Selina Stone had been born in Oxnard. And the lanky, busty, blonde Gloria Duster Malone had been born right here in Santa Barbara. Though she hadn’t been lanky, busty
or
blonde then, of course. And I thought, in my sad and nostalgic way, of the loss of innocence and wondered if this wouldn’t be a better world if we all died at fourteen.

The waiter asked, “More coffee, sir?” and I told him, “More tears and less coffee, that’s what we need.”

He smiled in his well-trained way and said, “I’m sure you’re right, sir, but it wouldn’t hurt to warm it a little.”

An adjusted and sensible man, and I tipped him well, by my standards.

Then I wormed into the hot flivver and headed for Oxnard. In Ventura I ran into some heavy traffic and it was almost four o’clock when I pulled into Oxnard. Joe Culver had given me the name of the man who would be most likely to be of help in Oxnard, and I drove directly over to his office.

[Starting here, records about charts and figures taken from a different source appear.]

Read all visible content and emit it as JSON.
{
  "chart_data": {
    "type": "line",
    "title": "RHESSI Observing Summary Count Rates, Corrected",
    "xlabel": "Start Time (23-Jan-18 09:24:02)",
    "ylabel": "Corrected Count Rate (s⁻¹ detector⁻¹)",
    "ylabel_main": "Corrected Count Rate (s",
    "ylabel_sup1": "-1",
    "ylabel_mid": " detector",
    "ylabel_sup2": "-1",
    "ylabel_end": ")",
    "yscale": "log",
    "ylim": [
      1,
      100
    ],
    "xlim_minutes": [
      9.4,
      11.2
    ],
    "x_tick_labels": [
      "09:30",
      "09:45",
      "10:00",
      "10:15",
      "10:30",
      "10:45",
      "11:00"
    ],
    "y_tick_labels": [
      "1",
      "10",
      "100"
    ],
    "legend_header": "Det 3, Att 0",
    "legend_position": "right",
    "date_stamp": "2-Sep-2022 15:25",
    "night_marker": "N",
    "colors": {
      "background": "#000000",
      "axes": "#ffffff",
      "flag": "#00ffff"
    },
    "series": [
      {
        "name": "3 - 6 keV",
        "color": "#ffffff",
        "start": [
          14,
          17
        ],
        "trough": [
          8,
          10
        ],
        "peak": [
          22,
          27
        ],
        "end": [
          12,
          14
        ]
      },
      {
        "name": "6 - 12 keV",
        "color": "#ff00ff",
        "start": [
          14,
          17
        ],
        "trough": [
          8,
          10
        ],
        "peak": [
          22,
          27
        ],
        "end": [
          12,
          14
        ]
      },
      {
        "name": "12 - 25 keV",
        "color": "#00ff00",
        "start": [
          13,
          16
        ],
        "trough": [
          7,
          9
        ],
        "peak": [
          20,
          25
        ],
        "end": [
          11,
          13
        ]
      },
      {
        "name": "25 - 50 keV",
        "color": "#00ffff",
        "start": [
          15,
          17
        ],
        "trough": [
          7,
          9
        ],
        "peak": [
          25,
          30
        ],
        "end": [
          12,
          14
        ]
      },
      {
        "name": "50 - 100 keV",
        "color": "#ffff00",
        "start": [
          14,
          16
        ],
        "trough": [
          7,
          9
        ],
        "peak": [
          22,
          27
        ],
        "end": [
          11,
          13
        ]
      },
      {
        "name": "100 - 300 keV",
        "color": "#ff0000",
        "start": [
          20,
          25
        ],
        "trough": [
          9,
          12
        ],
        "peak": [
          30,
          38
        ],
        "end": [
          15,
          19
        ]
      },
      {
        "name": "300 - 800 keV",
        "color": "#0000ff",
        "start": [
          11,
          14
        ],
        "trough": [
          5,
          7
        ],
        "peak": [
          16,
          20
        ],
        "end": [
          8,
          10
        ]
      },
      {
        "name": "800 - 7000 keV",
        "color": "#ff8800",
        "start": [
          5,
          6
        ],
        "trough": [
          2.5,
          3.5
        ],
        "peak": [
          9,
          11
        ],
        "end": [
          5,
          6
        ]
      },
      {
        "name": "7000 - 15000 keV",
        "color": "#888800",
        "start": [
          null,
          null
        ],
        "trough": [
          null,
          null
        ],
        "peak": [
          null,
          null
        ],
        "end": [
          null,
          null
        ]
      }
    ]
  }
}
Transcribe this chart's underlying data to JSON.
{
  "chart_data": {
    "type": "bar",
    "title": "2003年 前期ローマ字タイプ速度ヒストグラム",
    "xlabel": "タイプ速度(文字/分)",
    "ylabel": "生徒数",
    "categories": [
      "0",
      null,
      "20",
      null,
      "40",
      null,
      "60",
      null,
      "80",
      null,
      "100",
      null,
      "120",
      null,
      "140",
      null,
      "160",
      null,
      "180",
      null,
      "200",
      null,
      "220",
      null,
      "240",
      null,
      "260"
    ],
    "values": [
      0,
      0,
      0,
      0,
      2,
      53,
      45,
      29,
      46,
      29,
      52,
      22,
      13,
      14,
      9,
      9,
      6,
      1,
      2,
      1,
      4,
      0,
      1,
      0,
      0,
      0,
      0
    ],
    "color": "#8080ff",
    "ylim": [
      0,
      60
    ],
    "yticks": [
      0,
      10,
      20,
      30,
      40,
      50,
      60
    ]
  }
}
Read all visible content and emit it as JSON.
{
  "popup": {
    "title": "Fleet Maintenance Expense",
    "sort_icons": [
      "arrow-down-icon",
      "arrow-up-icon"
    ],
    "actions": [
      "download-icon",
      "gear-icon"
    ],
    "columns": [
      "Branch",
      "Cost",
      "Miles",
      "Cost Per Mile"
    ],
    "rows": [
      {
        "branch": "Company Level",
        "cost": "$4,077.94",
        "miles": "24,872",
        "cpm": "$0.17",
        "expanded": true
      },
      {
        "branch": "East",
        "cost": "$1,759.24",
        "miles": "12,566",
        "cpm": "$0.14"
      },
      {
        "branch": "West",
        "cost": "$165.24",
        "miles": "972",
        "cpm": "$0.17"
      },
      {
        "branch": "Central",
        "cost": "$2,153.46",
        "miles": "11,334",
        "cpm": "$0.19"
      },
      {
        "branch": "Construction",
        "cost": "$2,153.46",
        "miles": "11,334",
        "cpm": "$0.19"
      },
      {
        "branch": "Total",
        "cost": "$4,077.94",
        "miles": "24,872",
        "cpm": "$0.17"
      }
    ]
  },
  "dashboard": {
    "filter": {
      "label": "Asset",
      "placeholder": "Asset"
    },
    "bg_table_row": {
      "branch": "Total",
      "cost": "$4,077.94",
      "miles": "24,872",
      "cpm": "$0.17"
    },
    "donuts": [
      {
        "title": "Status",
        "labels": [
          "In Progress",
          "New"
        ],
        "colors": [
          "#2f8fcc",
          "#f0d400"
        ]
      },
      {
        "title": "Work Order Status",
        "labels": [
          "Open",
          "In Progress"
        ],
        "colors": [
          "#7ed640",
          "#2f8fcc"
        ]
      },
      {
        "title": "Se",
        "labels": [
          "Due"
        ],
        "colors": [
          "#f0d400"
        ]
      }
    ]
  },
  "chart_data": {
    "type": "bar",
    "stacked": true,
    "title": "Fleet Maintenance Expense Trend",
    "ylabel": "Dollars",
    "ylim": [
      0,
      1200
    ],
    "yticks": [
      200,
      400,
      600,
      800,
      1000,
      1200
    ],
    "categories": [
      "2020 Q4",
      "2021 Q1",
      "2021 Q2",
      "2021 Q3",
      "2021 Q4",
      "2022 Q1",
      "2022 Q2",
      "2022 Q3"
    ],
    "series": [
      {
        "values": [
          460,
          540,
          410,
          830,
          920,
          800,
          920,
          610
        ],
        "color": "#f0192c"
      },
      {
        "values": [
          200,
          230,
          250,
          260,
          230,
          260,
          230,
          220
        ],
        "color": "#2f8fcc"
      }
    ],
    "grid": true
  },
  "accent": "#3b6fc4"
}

It was a dingy three rooms in an ancient adobe building in the Mexican district. It was called the Valencia Entertainment Agency, and was composed of one Juan Lopez and a dark-skinned and amply proportioned secretary.

Mr. Lopez, she told me, was down in San Diego arranging for musicians to appear at a fiesta, and wouldn’t be home until late tonight. Would it be possible for me to call back in the morning?

I told her, “My ankle is acting up, anyway. Maybe I’ll stay over here in town tonight.”

She told me where the better gringo motels were located and I went out that way and found one that looked as if it had been constructed in the last century.

I went in and lay on the bed. The ankle was throbbing and my ribs seemed to be on fire. It was a clean break in the ankle and a sturdy cast, but I had been a fool to leave the hospital so soon. I closed my eyes and saw Lily Chen writhing in an exotic dance and I saw the bandy legs of Frank Giovanni.